Having collected over $930M for flaring on the Liza Destiny FPSO which has been plagued by mechanical issues, the Environmental Protection Agency (EPA) has positioned itself to collect further fees should the same problems be repeated at the Liza Phase Two Project.
In the permit that was amended on January 17, 2022 and signed between Head of ExxonMobil Guyana, Alistair Routledge and EPA Boss, Kemraj Parsram, Exxon would be made to pay a US$45 fee for flaring that occurs outside of approved commissioning, start-up, or special circumstances as defined in the permit.
Commissioning, according to the permit, is defined as the process of ensuring that all systems and components are designed, installed, tested, operated, and maintained according to the operational requirements or manufacturer’s specifications. This condition also applies to the commissioning of any new units or systems post-production, or the renovation of existing units or systems, which may require flaring. During commissioning, the permit states that all gas systems, must be properly installed, fully leak tested, and able to receive gas, before start-up.
Start-up is defined as the activity that occurs at the end of commissioning where production operations are initiated. The permit holder which is Exxon’s subsidiary, Esso Exploration and Production Guyana Limited (EEPGL) is not to exceed 60 cumulative days of flaring during Start-up. For the purpose of this condition, any day that gas is flared above background flare, regardless of the duration, is considered one day of flaring.

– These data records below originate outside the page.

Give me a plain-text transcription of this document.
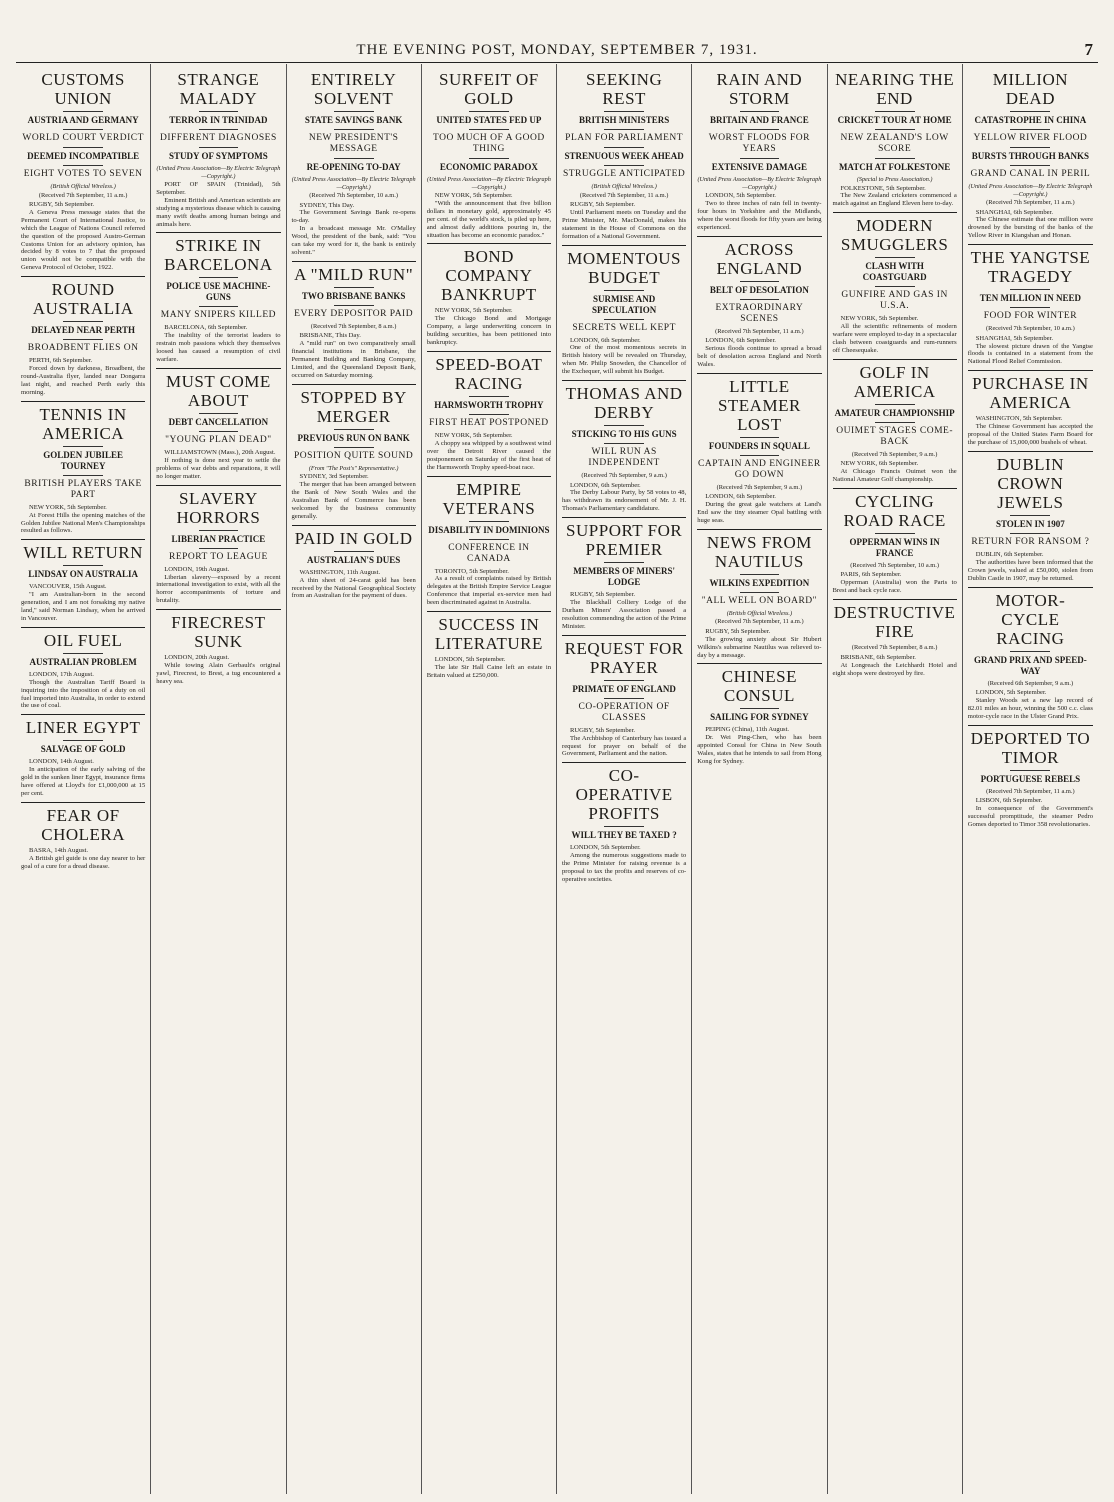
THE EVENING POST, MONDAY, SEPTEMBER 7, 1931.	7
CUSTOMS UNION
AUSTRIA AND GERMANY
WORLD COURT VERDICT
DEEMED INCOMPATIBLE
EIGHT VOTES TO SEVEN
(British Official Wireless.)
(Received 7th September, 11 a.m.)

RUGBY, 5th September.

A Geneva Press message states that the Permanent Court of International Justice, to which the League of Nations Council referred the question of the proposed Austro-German Customs Union for an advisory opinion, has decided by 8 votes to 7 that the proposed union would not be compatible with the Geneva Protocol of October, 1922.

ROUND AUSTRALIA
DELAYED NEAR PERTH
BROADBENT FLIES ON

PERTH, 6th September.

Forced down by darkness, Broadbent, the round-Australia flyer, landed near Dongarra last night, and reached Perth early this morning.

TENNIS IN AMERICA
GOLDEN JUBILEE TOURNEY
BRITISH PLAYERS TAKE PART

NEW YORK, 5th September.

At Forest Hills the opening matches of the Golden Jubilee National Men's Championships resulted as follows.

WILL RETURN
LINDSAY ON AUSTRALIA

VANCOUVER, 15th August.

"I am Australian-born in the second generation, and I am not forsaking my native land," said Norman Lindsay, when he arrived in Vancouver.

OIL FUEL
AUSTRALIAN PROBLEM

LONDON, 17th August.

Though the Australian Tariff Board is inquiring into the imposition of a duty on oil fuel imported into Australia, in order to extend the use of coal.

LINER EGYPT
SALVAGE OF GOLD

LONDON, 14th August.

In anticipation of the early salving of the gold in the sunken liner Egypt, insurance firms have offered at Lloyd's for £1,000,000 at 15 per cent.

FEAR OF CHOLERA

BASRA, 14th August.

A British girl guide is one day nearer to her goal of a cure for a dread disease.

STRANGE MALADY
TERROR IN TRINIDAD
DIFFERENT DIAGNOSES
STUDY OF SYMPTOMS
(United Press Association—By Electric Telegraph—Copyright.)

PORT OF SPAIN (Trinidad), 5th September.

Eminent British and American scientists are studying a mysterious disease which is causing many swift deaths among human beings and animals here.

STRIKE IN BARCELONA
POLICE USE MACHINE-GUNS
MANY SNIPERS KILLED

BARCELONA, 6th September.

The inability of the terrorist leaders to restrain mob passions which they themselves loosed has caused a resumption of civil warfare.

MUST COME ABOUT
DEBT CANCELLATION
"YOUNG PLAN DEAD"

WILLIAMSTOWN (Mass.), 20th August.

If nothing is done next year to settle the problems of war debts and reparations, it will no longer matter.

SLAVERY HORRORS
LIBERIAN PRACTICE
REPORT TO LEAGUE

LONDON, 19th August.

Liberian slavery—exposed by a recent international investigation to exist, with all the horror accompaniments of torture and brutality.

FIRECREST SUNK

LONDON, 20th August.

While towing Alain Gerbault's original yawl, Firecrest, to Brest, a tug encountered a heavy sea.

ENTIRELY SOLVENT
STATE SAVINGS BANK
NEW PRESIDENT'S MESSAGE
RE-OPENING TO-DAY
(United Press Association—By Electric Telegraph—Copyright.)
(Received 7th September, 10 a.m.)

SYDNEY, This Day.

The Government Savings Bank re-opens to-day.

In a broadcast message Mr. O'Malley Wood, the president of the bank, said: "You can take my word for it, the bank is entirely solvent."

A "MILD RUN"
TWO BRISBANE BANKS
EVERY DEPOSITOR PAID
(Received 7th September, 8 a.m.)

BRISBANE, This Day.

A "mild run" on two comparatively small financial institutions in Brisbane, the Permanent Building and Banking Company, Limited, and the Queensland Deposit Bank, occurred on Saturday morning.

STOPPED BY MERGER
PREVIOUS RUN ON BANK
POSITION QUITE SOUND
(From "The Post's" Representative.)

SYDNEY, 3rd September.

The merger that has been arranged between the Bank of New South Wales and the Australian Bank of Commerce has been welcomed by the business community generally.

PAID IN GOLD
AUSTRALIAN'S DUES

WASHINGTON, 11th August.

A thin sheet of 24-carat gold has been received by the National Geographical Society from an Australian for the payment of dues.

SURFEIT OF GOLD
UNITED STATES FED UP
TOO MUCH OF A GOOD THING
ECONOMIC PARADOX
(United Press Association—By Electric Telegraph—Copyright.)

NEW YORK, 5th September.

"With the announcement that five billion dollars in monetary gold, approximately 45 per cent. of the world's stock, is piled up here, and almost daily additions pouring in, the situation has become an economic paradox."

BOND COMPANY BANKRUPT

NEW YORK, 5th September.

The Chicago Bond and Mortgage Company, a large underwriting concern in building securities, has been petitioned into bankruptcy.

SPEED-BOAT RACING
HARMSWORTH TROPHY
FIRST HEAT POSTPONED

NEW YORK, 5th September.

A choppy sea whipped by a southwest wind over the Detroit River caused the postponement on Saturday of the first heat of the Harmsworth Trophy speed-boat race.

EMPIRE VETERANS
DISABILITY IN DOMINIONS
CONFERENCE IN CANADA

TORONTO, 5th September.

As a result of complaints raised by British delegates at the British Empire Service League Conference that imperial ex-service men had been discriminated against in Australia.

SUCCESS IN LITERATURE

LONDON, 5th September.

The late Sir Hall Caine left an estate in Britain valued at £250,000.

SEEKING REST
BRITISH MINISTERS
PLAN FOR PARLIAMENT
STRENUOUS WEEK AHEAD
STRUGGLE ANTICIPATED
(British Official Wireless.)
(Received 7th September, 11 a.m.)

RUGBY, 5th September.

Until Parliament meets on Tuesday and the Prime Minister, Mr. MacDonald, makes his statement in the House of Commons on the formation of a National Government.

MOMENTOUS BUDGET
SURMISE AND SPECULATION
SECRETS WELL KEPT

LONDON, 6th September.

One of the most momentous secrets in British history will be revealed on Thursday, when Mr. Philip Snowden, the Chancellor of the Exchequer, will submit his Budget.

THOMAS AND DERBY
STICKING TO HIS GUNS
WILL RUN AS INDEPENDENT
(Received 7th September, 9 a.m.)

LONDON, 6th September.

The Derby Labour Party, by 58 votes to 48, has withdrawn its endorsement of Mr. J. H. Thomas's Parliamentary candidature.

SUPPORT FOR PREMIER
MEMBERS OF MINERS' LODGE

RUGBY, 5th September.

The Blackhall Colliery Lodge of the Durham Miners' Association passed a resolution commending the action of the Prime Minister.

REQUEST FOR PRAYER
PRIMATE OF ENGLAND
CO-OPERATION OF CLASSES

RUGBY, 5th September.

The Archbishop of Canterbury has issued a request for prayer on behalf of the Government, Parliament and the nation.

CO-OPERATIVE PROFITS
WILL THEY BE TAXED ?

LONDON, 5th September.

Among the numerous suggestions made to the Prime Minister for raising revenue is a proposal to tax the profits and reserves of co-operative societies.

RAIN AND STORM
BRITAIN AND FRANCE
WORST FLOODS FOR YEARS
EXTENSIVE DAMAGE
(United Press Association—By Electric Telegraph—Copyright.)

LONDON, 5th September.

Two to three inches of rain fell in twenty-four hours in Yorkshire and the Midlands, where the worst floods for fifty years are being experienced.

ACROSS ENGLAND
BELT OF DESOLATION
EXTRAORDINARY SCENES
(Received 7th September, 11 a.m.)

LONDON, 6th September.

Serious floods continue to spread a broad belt of desolation across England and North Wales.

LITTLE STEAMER LOST
FOUNDERS IN SQUALL
CAPTAIN AND ENGINEER GO DOWN
(Received 7th September, 9 a.m.)

LONDON, 6th September.

During the great gale watchers at Land's End saw the tiny steamer Opal battling with huge seas.

NEWS FROM NAUTILUS
WILKINS EXPEDITION
"ALL WELL ON BOARD"
(British Official Wireless.)
(Received 7th September, 11 a.m.)

RUGBY, 5th September.

The growing anxiety about Sir Hubert Wilkins's submarine Nautilus was relieved to-day by a message.

CHINESE CONSUL
SAILING FOR SYDNEY

PEIPING (China), 11th August.

Dr. Wei Ping-Chen, who has been appointed Consul for China in New South Wales, states that he intends to sail from Hong Kong for Sydney.

NEARING THE END
CRICKET TOUR AT HOME
NEW ZEALAND'S LOW SCORE
MATCH AT FOLKESTONE
(Special to Press Association.)

FOLKESTONE, 5th September.

The New Zealand cricketers commenced a match against an England Eleven here to-day.

MODERN SMUGGLERS
CLASH WITH COASTGUARD
GUNFIRE AND GAS IN U.S.A.

NEW YORK, 5th September.

All the scientific refinements of modern warfare were employed to-day in a spectacular clash between coastguards and rum-runners off Cheesequake.

GOLF IN AMERICA
AMATEUR CHAMPIONSHIP
OUIMET STAGES COME-BACK
(Received 7th September, 9 a.m.)

NEW YORK, 6th September.

At Chicago Francis Ouimet won the National Amateur Golf championship.

CYCLING ROAD RACE
OPPERMAN WINS IN FRANCE
(Received 7th September, 10 a.m.)

PARIS, 6th September.

Opperman (Australia) won the Paris to Brest and back cycle race.

DESTRUCTIVE FIRE
(Received 7th September, 8 a.m.)

BRISBANE, 6th September.

At Longreach the Leichhardt Hotel and eight shops were destroyed by fire.

MILLION DEAD
CATASTROPHE IN CHINA
YELLOW RIVER FLOOD
BURSTS THROUGH BANKS
GRAND CANAL IN PERIL
(United Press Association—By Electric Telegraph—Copyright.)
(Received 7th September, 11 a.m.)

SHANGHAI, 6th September.

The Chinese estimate that one million were drowned by the bursting of the banks of the Yellow River in Kiangshan and Honan.

THE YANGTSE TRAGEDY
TEN MILLION IN NEED
FOOD FOR WINTER
(Received 7th September, 10 a.m.)

SHANGHAI, 5th September.

The slowest picture drawn of the Yangtse floods is contained in a statement from the National Flood Relief Commission.

PURCHASE IN AMERICA

WASHINGTON, 5th September.

The Chinese Government has accepted the proposal of the United States Farm Board for the purchase of 15,000,000 bushels of wheat.

DUBLIN CROWN JEWELS
STOLEN IN 1907
RETURN FOR RANSOM ?

DUBLIN, 6th September.

The authorities have been informed that the Crown jewels, valued at £50,000, stolen from Dublin Castle in 1907, may be returned.

MOTOR-CYCLE RACING
GRAND PRIX AND SPEED-WAY
(Received 6th September, 9 a.m.)

LONDON, 5th September.

Stanley Woods set a new lap record of 82.01 miles an hour, winning the 500 c.c. class motor-cycle race in the Ulster Grand Prix.

DEPORTED TO TIMOR
PORTUGUESE REBELS
(Received 7th September, 11 a.m.)

LISBON, 6th September.

In consequence of the Government's successful promptitude, the steamer Pedro Gomes deported to Timor 358 revolutionaries.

Under special circumstances, Esso can flare for any unavoidable expected event, including inclement weather conditions, strictly requiring the flaring of gas; and for any unplanned event requiring the flaring of gas for safety purposes or flaring required to maintain the flare system in a safe and ready condition (purge gas/make-up gas/fuel gas) and pilot flame.
It can also do so for maintenance purposes too.
Should there be a need for flaring outside of the defined circumstances, Esso would have to pay US$45 per tonne of Carbon Dioxide equivalents (CO2e) emitted. Interestingly, the calculations of the payments to be made on the emissions would be calculated by Exxon and then approved by the EPA. Following this process, Esso would be allowed to make payments.
The Liza Phase 2 Project is located in ultra-deepwater in Guyana’s Stabroek Block and is operated by Esso Exploration and Production Guyana. It is expected to produce 220,000 barrels of oil per day for a period of 20 years.
It is slated to come on stream this quarter.